10. The circuitry of claim 9, wherein respective processing elements are implemented using circuitry comprising exactly one digital signal processing (DSP) block per processing element.

11. The circuitry of claim 1, wherein the triangular systolic array is implemented using hardened circuitry of an application-specific integrated circuit (ASIC).

12. An article of manufacture comprising tangible, non-transitory, machine-readable media comprising data to configure programmable logic circuitry of an integrated circuit to implement:

a triangular systolic array to receive an input matrix and perform Cholesky decomposition in a first stage, triangular matrix inversion in a second stage, and matrix multiplication in a third stage to produce an inverse of the input matrix as an output matrix;

a multiplexer network to route data to and from the triangular systolic array between stages; and

a central state machine to control the multiplexer network.
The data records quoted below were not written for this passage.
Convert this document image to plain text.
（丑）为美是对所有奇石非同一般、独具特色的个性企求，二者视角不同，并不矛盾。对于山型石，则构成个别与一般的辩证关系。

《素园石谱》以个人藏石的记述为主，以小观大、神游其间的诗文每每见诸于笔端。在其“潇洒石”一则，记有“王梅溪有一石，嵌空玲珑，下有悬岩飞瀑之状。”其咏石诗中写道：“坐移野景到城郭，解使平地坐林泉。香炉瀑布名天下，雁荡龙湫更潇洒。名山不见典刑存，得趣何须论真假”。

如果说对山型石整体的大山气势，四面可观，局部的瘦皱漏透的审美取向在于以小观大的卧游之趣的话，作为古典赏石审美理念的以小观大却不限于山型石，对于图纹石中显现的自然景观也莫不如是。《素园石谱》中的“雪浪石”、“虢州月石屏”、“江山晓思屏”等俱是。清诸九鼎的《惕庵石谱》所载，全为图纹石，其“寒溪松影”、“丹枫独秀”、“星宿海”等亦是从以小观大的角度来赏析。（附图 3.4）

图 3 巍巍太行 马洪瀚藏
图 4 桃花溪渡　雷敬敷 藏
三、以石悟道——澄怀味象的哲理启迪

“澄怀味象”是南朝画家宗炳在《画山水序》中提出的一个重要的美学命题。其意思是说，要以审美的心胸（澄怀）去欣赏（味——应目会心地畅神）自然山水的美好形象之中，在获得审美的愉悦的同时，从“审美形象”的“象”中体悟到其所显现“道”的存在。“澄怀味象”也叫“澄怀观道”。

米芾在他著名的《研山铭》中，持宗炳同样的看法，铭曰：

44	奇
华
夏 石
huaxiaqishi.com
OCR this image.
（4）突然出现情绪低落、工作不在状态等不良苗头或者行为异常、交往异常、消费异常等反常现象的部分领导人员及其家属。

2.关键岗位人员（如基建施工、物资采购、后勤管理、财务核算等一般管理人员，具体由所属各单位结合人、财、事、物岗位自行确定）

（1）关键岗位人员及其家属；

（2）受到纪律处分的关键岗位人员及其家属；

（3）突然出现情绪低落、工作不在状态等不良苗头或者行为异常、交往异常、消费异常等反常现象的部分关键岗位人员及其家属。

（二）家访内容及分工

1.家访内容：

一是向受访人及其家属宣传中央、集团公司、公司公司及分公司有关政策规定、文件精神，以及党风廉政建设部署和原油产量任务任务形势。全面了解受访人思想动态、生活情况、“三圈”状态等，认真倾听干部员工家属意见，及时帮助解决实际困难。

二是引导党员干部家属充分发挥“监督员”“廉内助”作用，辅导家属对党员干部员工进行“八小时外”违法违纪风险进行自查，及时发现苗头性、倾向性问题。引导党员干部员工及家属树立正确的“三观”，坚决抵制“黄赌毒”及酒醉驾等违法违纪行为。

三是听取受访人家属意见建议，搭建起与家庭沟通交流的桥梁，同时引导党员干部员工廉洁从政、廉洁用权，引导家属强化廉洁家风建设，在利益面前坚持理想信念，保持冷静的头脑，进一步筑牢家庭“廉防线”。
13. The article of manufacture of claim 12, wherein the triangular systolic array is to receive multiple channels of input matrices.

14. The article of manufacture of claim 12, wherein the triangular systolic array comprises a plurality of helper processing elements to operate in parallel with other processing elements of the triangular systolic array.

15. The article of manufacture of claim 12, wherein the triangular systolic array comprises a plurality of input interfaces corresponding to different stages.

16. The article of manufacture of claim 15, wherein the plurality of input interfaces comprises a first input interface corresponding to the first stage and a second input interface corresponding to the second stage, wherein a state of the triangular systolic array is based at least in part on whether data is received via the first input interface or the second input interface.

17. A method comprising:

providing an input matrix to a systolic array of processing elements;

performing Cholesky decomposition on the input matrix comprising using a first set of the processing elements paired with a second set of the processing elements to obtain a first intermediate output at a higher throughput than using only the first set of the processing elements;

providing the first intermediate output to the systolic array without writing the first intermediate output to memory;

performing triangular matrix inversion on the first intermediate output using the first set of the processing elements paired with the second set of the processing elements to obtain a second intermediate output at a higher throughput than using only the first set of the processing elements;

providing a complex conjugate of the second intermediate output to the systolic array without writing the first intermediate output to memory; and

performing matrix multiplication of the second intermediate output and the complex conjugate of the second intermediate output using the first set of the processing elements paired with the second set of the processing elements to obtain an inverse matrix of the input matrix at a higher throughput than using only the first set of the processing elements.

18. The method of claim 17, wherein providing the input matrix comprises providing a plurality of channels of independent input matrices.

19. The method of claim 17, wherein the first set of the processing elements is time multiplexed with the second set of the processing elements.

20. The method of claim 17, wherein the second intermediate output is locally stored as well as output by the systolic array to enable matrix multiplication of the second intermediate output and the complex conjugate of the second intermediate output to obtain the inverse matrix.